Who were/are your mentors or scientific influences?
As an undergraduate at Worcester State University, Pearl Mosher-Ashley initially involved me in research and helped me see research as a feasible career. I don’t know what I would be doing today if we didn’t cross paths. At Rutgers, where I earned my master’s degree, I worked with Richard Ashmore, who was an attentive mentor and taught me the importance of diligence, creativity, and theoretical thinking. For my dissertation, I worked with Peggy (Margaret) Clark at Carnegie Mellon University and then at Yale University. I couldn’t have hoped for a better graduate advisor. Working with Peggy was perhaps the biggest lucky break of my career. She was generous with time, data, money, authorship, and space. She taught me how to think big and how to conduct programmatic research. She supported and cultivated my ideas, even when they were only tangentially related to her own work. She was warm and approachable, despite being a luminary in the field. Although they were not formal advisors, Sheldon Cohen, Jack Dovidio, and Brooke Feeney have been supportive mentors as well.
In addition, many other psychologists have influenced my thinking. Some of the most notable influences include John Holmes, Dave Kenny, Sandra Murray, Harry Reis, Caryl Rusbult, Jeff Simpson, and Bill Swann. Their work inspires me.
What’s your future research agenda?
There are many things I would like to do. I plan to continue to study motivated cognition in interpersonal relationships, distinctions between interpersonal confidence and interpersonal desire, effects of interpersonal goals on interactions and relationships, and effects of partners’ personality on relationship maintenance strategies. I find all of these areas to be captivating. In the long-term, there are many areas of psychology that would profit from a greater consideration of interpersonal relationships, and I would like to contribute to that theoretical and empirical integration.
What publication are you most proud of?
Lemay, E. P., Jr., & Dudley, K. L. (2011). Caution: Fragile! Regulating the interpersonal security of chronically insecure partners. Journal of Personality and Social Psychology, 100, 681–702.

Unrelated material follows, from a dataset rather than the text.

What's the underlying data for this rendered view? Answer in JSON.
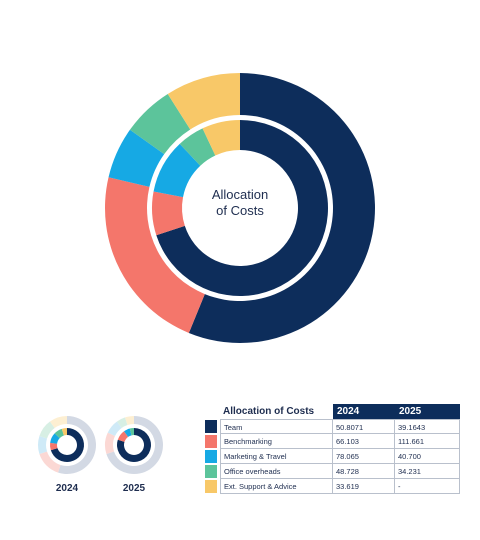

This publication presents and tests a model of the interpersonal regulation of chronically insecure and emotionally volatile relationship partners. Multiple research methods were used to demonstrate that people “walk on eggshells” around insecure partners, and that this strategy may help maintain those partners’ perceptions of acceptance. I feel proud of this work because it underscores the importance of taking a dyadic approach. Personality dispositions that are traditionally thought to result in relationship insecurity (e.g., low self-esteem, attachment anxiety, proneness to anger and hurt feelings) do not predict insecurity when partners actively work to disconfirm negative expectancies and maintain interpersonal harmony.